I sat on the edge of her bed. “Not really. Paperwork and phone calls, mostly.” I tilted my head toward the shared wall. “Were you and Adele friendly?”
She shook her head vigorously. “She was a complainer-I don’t like that.”
“How was her health? Did she get around easily?”
“For a woman her size, she was lucky she could move at all. She was an encyclopedia of every pain known to God, but I think her heart may have been the real problem-she had those fat ankles heart patients get.” With forgivable vanity, she tapped her own trim, tiny feet briefly on the floor.
“Did other people like her?”
Her eyes widened and she smiled broadly. “Do I think one of them could have killed her? What a wonderful idea. I suppose so. Most people think we just sit around in a place like this and turn into vegetables. But there’s lots of intrigue that goes on.” She suddenly lowered her voice and leaned toward me. “And sex. People are jumping into bed with each other all the time. Causes jealousies sometimes.”
I raised my eyebrows and matched her conspiratorial tone. “Did Adele fool around?”
Esther Pallini looked utterly startled and burst out laughing. “What a picture. I couldn’t even imagine it-oh, think of the poor man. No, no. Adele just liked to talk about it. She usually got her facts mixed up, of course, getting everyone riled.”
“Upset a few people?”
Only then did my spirited informant become pensive. “A few. But to the point of murder? I don’t really care that she’s dead-we’re used to that here. But I can’t imagine one person killing another.” She gestured to a radio situated on the windowsill. “You hear about it all the time… I don’t know if it could happen here-I mean… That one of us could actually do it.”
I laid my hand on hers. “I wouldn’t jump to conclusions. We don’t know what happened yet.”
“Lieutenant Gunther?”
I turned at the voice coming from the doorway.
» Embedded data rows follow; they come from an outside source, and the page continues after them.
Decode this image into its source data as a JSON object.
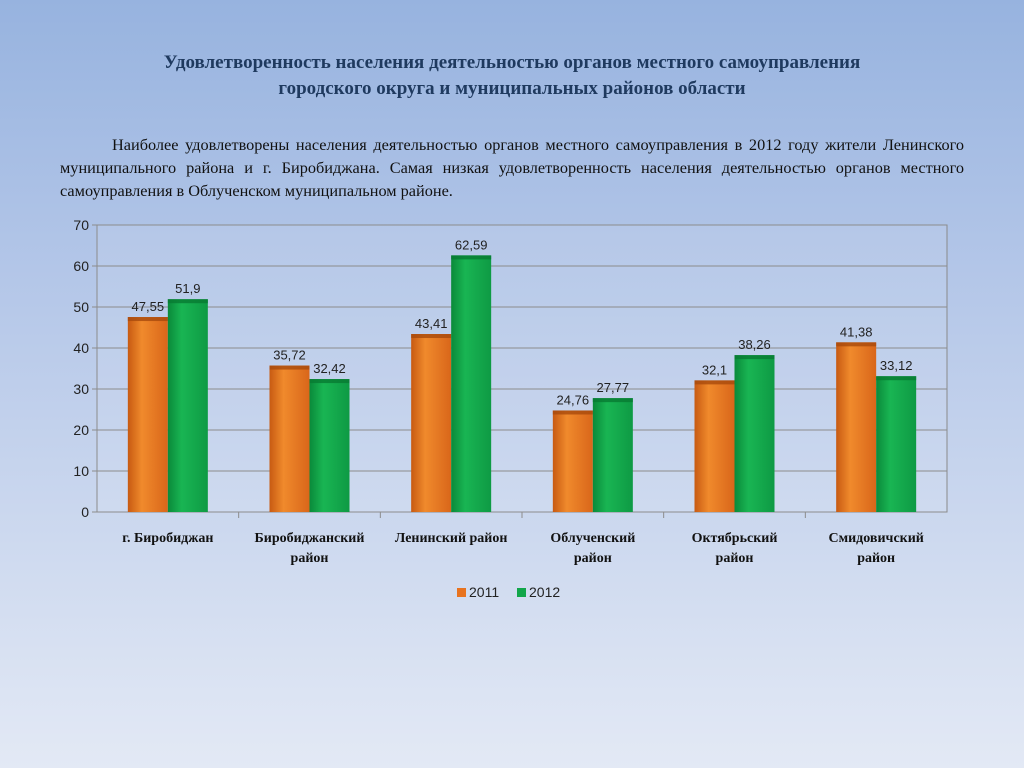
{
  "heading": {
    "line1": "Удовлетворенность населения деятельностью органов местного самоуправления",
    "line2": "городского округа и муниципальных районов области"
  },
  "paragraph": "Наиболее удовлетворены населения деятельностью органов местного самоуправления в 2012 году жители Ленинского муниципального района и г. Биробиджана. Самая низкая удовлетворенность населения деятельностью органов местного самоуправления в Облученском муниципальном районе.",
  "chart_data": {
    "type": "bar",
    "categories": [
      [
        "г. Биробиджан"
      ],
      [
        "Биробиджанский",
        "район"
      ],
      [
        "Ленинский район"
      ],
      [
        "Облученский",
        "район"
      ],
      [
        "Октябрьский",
        "район"
      ],
      [
        "Смидовичский",
        "район"
      ]
    ],
    "series": [
      {
        "name": "2011",
        "values": [
          47.55,
          35.72,
          43.41,
          24.76,
          32.1,
          41.38
        ],
        "labels": [
          "47,55",
          "35,72",
          "43,41",
          "24,76",
          "32,1",
          "41,38"
        ],
        "color": "#e8731f"
      },
      {
        "name": "2012",
        "values": [
          51.9,
          32.42,
          62.59,
          27.77,
          38.26,
          33.12
        ],
        "labels": [
          "51,9",
          "32,42",
          "62,59",
          "27,77",
          "38,26",
          "33,12"
        ],
        "color": "#12a64a"
      }
    ],
    "ylim": [
      0,
      70
    ],
    "yticks": [
      0,
      10,
      20,
      30,
      40,
      50,
      60,
      70
    ],
    "grid": true,
    "legend": "bottom"
  }
}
Janet Kohler stood on the threshold, holding a file in her hand. “Be right there,” I said.
I returned to Esther Pallini. “Thanks for talking with me. I’ll see you again later. And don’t worry about it, okay?”
“Thank you. I’ll be fine.”
I stepped out into the corridor with Janet Kohler.
“I called Sue Pasco. She’s coming right over. I also called Dr. Riley… Was that okay?”
“Sure,” I said, although I’d been planning to do that later, after I’d gathered a few more facts. “Is there somewhere we can talk more privately?”
She led me down the hall to a small, cluttered office and closed the door behind us. I gestured for her to sit at the desk while I chose a small bench lining the wall. “Did anyone here contact the next of kin?”
The head nurse looked vaguely insulted. “Of course. Once the doctor’s signed the certificate, that’s the next thing we do. Sometimes the family likes to visit the body in the room, sometimes not, but it’s our policy to give them the opportunity.”